La tavoleggiante portò ai Gibella un bel piatto di crema gialla, spumante; ma Gaudenzio aveva perso la bussola: quel fanfarone gli gravitava sullo stomaco, avvelenandogli la consolazione di quel buon pranzetto così bene incominciato.

— E così? — saltò a dire Noretti rivolgendosi a Martina — e così, lei signora se la spassa onestamente in compagnia di suo marito! Brava, così fanno le donne dabbene! — e poi più forte, con intenzioni dedicatorie: — Ah! ne conosco delle altre... delle altre, che vanno per il mondo a godersela con un marito provvisorio!...

E dopo questa frecciata, tracannò una bicchierata in un sorso.

Già due volte il compagno della grossa signora aveva voltato il suo ciuffo di galletto verso quel begolone, dando segni di non potersi contenere; ma la signora lo tenne in sesto con occhiate supplichevoli.

Nelle altre tavole erano cessati i discorsi, tutti stavano a sentire. [p. 209 modifica]

Noretti dopo la bevuta, ricominciò con lo scilinguagnolo impacciato:

— Brava lei... brava signora; lei è una donna come si deve... lei si diverte col suo Bartolomeo... e fate bene tutti e due... mentre quella che dico io... quella là che so io... il suo Bartolomeo, se lo lascia a casa!... E fendendo l’aria con un gesto disordinato, urtò con la mano un bicchiere colmo di vino, rovesciandolo nella crema di Gaudenzio.

A quel tiro il droghiere ebbe una vertigine, e fu lì lì per slanciarsi sul disgraziato, e picchiargli un ceffone; ma, per fatalità, gli accadde il contrario.

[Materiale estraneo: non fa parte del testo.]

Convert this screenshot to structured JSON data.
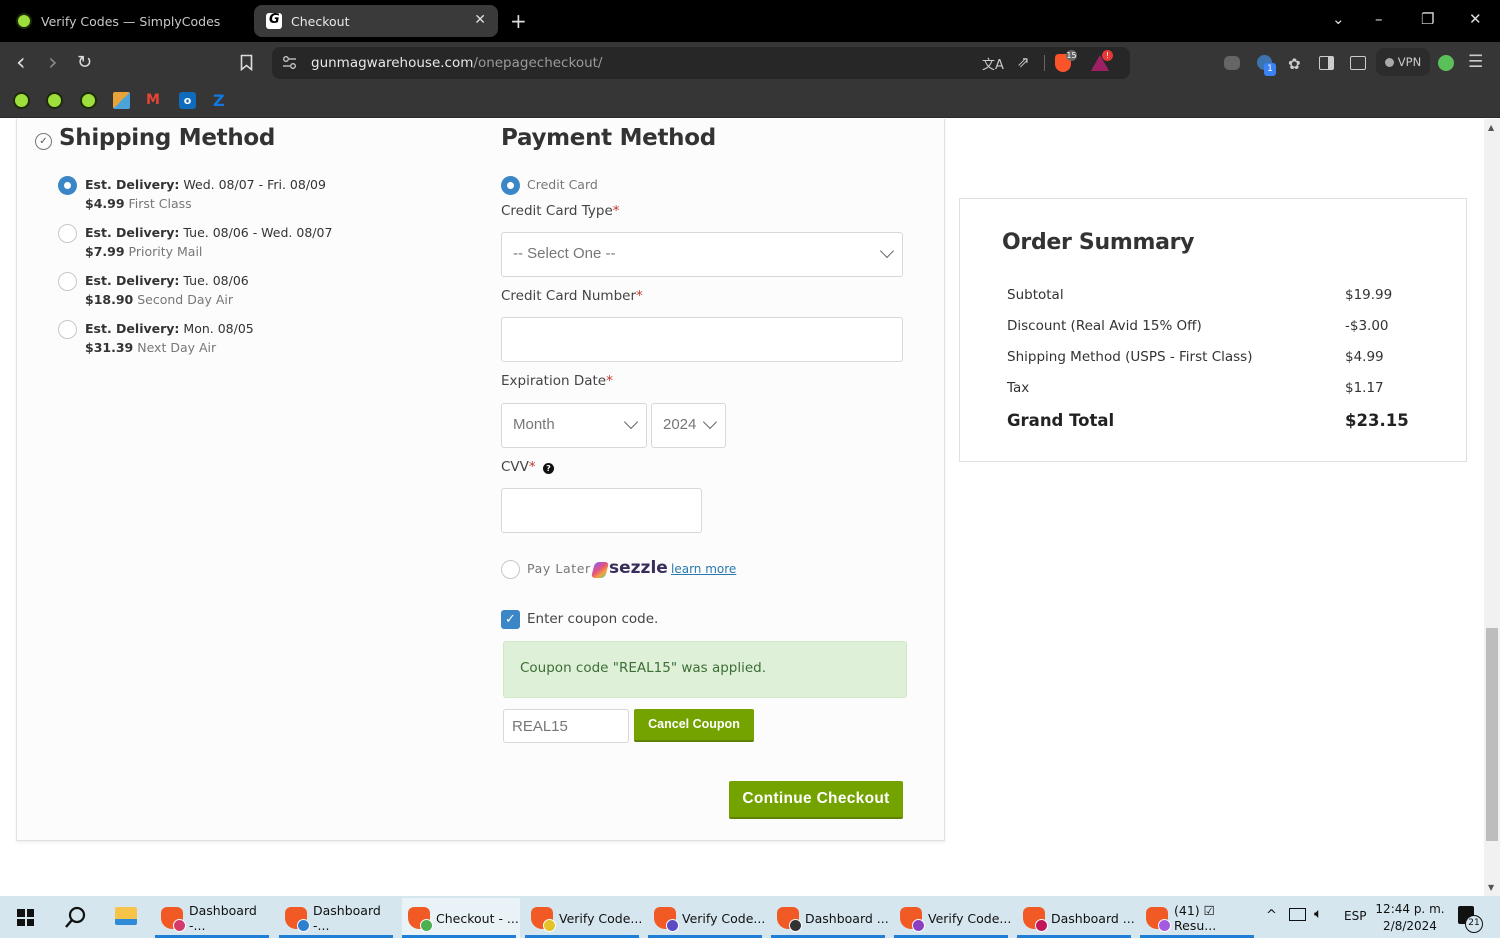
{
  "browser": {
    "tabs": [
      {
        "title": "Verify Codes — SimplyCodes",
        "active": false,
        "icon": "simplycodes-icon"
      },
      {
        "title": "Checkout",
        "active": true,
        "icon": "gunmagwarehouse-icon",
        "close": "✕"
      }
    ],
    "new_tab": "+",
    "window_controls": {
      "tab_search": "⌄",
      "minimize": "–",
      "restore": "❐",
      "close": "✕"
    },
    "nav": {
      "back": "‹",
      "forward": "›",
      "reload": "↻",
      "bookmark": "☐"
    },
    "url": {
      "domain": "gunmagwarehouse.com",
      "path": "/onepagecheckout/"
    },
    "url_actions": {
      "translate": "文A",
      "share": "⇗",
      "brave_shields_badge": "15",
      "rewards_badge": "!"
    },
    "extensions": {
      "profile_badge": "1",
      "vpn_label": "VPN",
      "menu": "☰"
    },
    "bookmarks": [
      "SimplyCodes",
      "SimplyCodes",
      "SimplyCodes",
      "Puzzle app",
      "Gmail",
      "Outlook",
      "Zillow"
    ]
  },
  "shipping": {
    "title": "Shipping Method",
    "delivery_label": "Est. Delivery:",
    "options": [
      {
        "dates": "Wed. 08/07 - Fri. 08/09",
        "price": "$4.99",
        "name": "First Class",
        "selected": true
      },
      {
        "dates": "Tue. 08/06 - Wed. 08/07",
        "price": "$7.99",
        "name": "Priority Mail",
        "selected": false
      },
      {
        "dates": "Tue. 08/06",
        "price": "$18.90",
        "name": "Second Day Air",
        "selected": false
      },
      {
        "dates": "Mon. 08/05",
        "price": "$31.39",
        "name": "Next Day Air",
        "selected": false
      }
    ]
  },
  "payment": {
    "title": "Payment Method",
    "credit_card_label": "Credit Card",
    "card_type_label": "Credit Card Type",
    "card_type_value": "-- Select One --",
    "card_number_label": "Credit Card Number",
    "card_number_value": "",
    "expiration_label": "Expiration Date",
    "month_value": "Month",
    "year_value": "2024",
    "cvv_label": "CVV",
    "cvv_value": "",
    "required_mark": "*",
    "pay_later_label": "Pay Later",
    "sezzle_brand": "sezzle",
    "learn_more": "learn more",
    "coupon_checkbox_label": "Enter coupon code.",
    "coupon_checked": true,
    "coupon_alert": "Coupon code \"REAL15\" was applied.",
    "coupon_value": "REAL15",
    "cancel_coupon": "Cancel Coupon",
    "continue_checkout": "Continue Checkout"
  },
  "summary": {
    "title": "Order Summary",
    "rows": [
      {
        "label": "Subtotal",
        "value": "$19.99"
      },
      {
        "label": "Discount (Real Avid 15% Off)",
        "value": "-$3.00"
      },
      {
        "label": "Shipping Method (USPS - First Class)",
        "value": "$4.99"
      },
      {
        "label": "Tax",
        "value": "$1.17"
      }
    ],
    "total_label": "Grand Total",
    "total_value": "$23.15"
  },
  "colors": {
    "accent_green": "#74a300",
    "radio_blue": "#3b86c6",
    "alert_bg": "#dff0d8"
  },
  "taskbar": {
    "tasks": [
      {
        "label": "Dashboard -...",
        "profile_color": "#d43b6b"
      },
      {
        "label": "Dashboard -...",
        "profile_color": "#2d7fd0"
      },
      {
        "label": "Checkout - ...",
        "profile_color": "#4caf50",
        "active": true
      },
      {
        "label": "Verify Code...",
        "profile_color": "#e6c229"
      },
      {
        "label": "Verify Code...",
        "profile_color": "#5b4bc4"
      },
      {
        "label": "Dashboard ...",
        "profile_color": "#333333"
      },
      {
        "label": "Verify Code...",
        "profile_color": "#8c3fbf"
      },
      {
        "label": "Dashboard ...",
        "profile_color": "#c2185b"
      },
      {
        "label": "(41) ☑ Resu...",
        "profile_color": "#a55be0"
      }
    ],
    "tray": {
      "chevron": "^",
      "language": "ESP",
      "time": "12:44 p. m.",
      "date": "2/8/2024",
      "notifications": "21"
    }
  }
}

Prima di lui, il giovinotto dell’altra tavola aveva dato un balzo dalla sua seggiola, precipitandosi invelenito sopra il Noretti, ed agguantandolo per il bavero, gli ruggì sulla faccia:

— Che vuoi tu dire, imbecille?... è con me che tu vuoi attaccarla?

Il Noretti, ribellandosi a quella stretta, cercò di acciuffare l’aggressore nella cresta; ma l’altro, furibondo, alzò la mano, e giù un poderoso schiaffone.

Giacomino ebbe occhio ancora da scansare il colpo abbassandosi; ed il povero sor Gaudenzio, che era lì a due dita, si pigliò in piena faccia il manrovescio. [p. 210 modifica]

Cacciò un urlo, e su anch’egli nella mischia, ad abbaruffarsi con quei due che si erano presi per la gola.

Martina, la grassa signora, e tutti gli astanti, si intromisero vociando, e brancicando per separare i contendenti.

Noretti era ruzzolato in terra, e l’altro sopra lo tempestava di pugni, e Gaudenzio disperato, furibondo, li batteva tutti e due all’orba.

Vennero separati con non poca fatica; una fitta di curiosi si pigiava sulla porta.

Il signor Noretti, tutto pesto e sporco, fu accompagnato fuori perchè un po’ per la sbornia, un po’ per l’emozione, boccheggiava boccheggiava, parendo che volesse rimettere il pranzo andatogli di traverso.

L’altro giovinotto si rimise a tavola ricomponendosi in silenzio.

Sor Gaudenzio, verde, livido, convulso, con la cravatta sulle orecchie, la camicia mezzo fuori dallo sparato, e una lunga sgraffignata sulla faccia, voleva continuare il pugillato, e Martina ebbe un bel da fare per tenerlo in freno.

In tanti anni della sua vita di onesto commerciante e di padre di famiglia, era quella la prima volta che il buon Gaudenzio faceva una partita a schiaffi.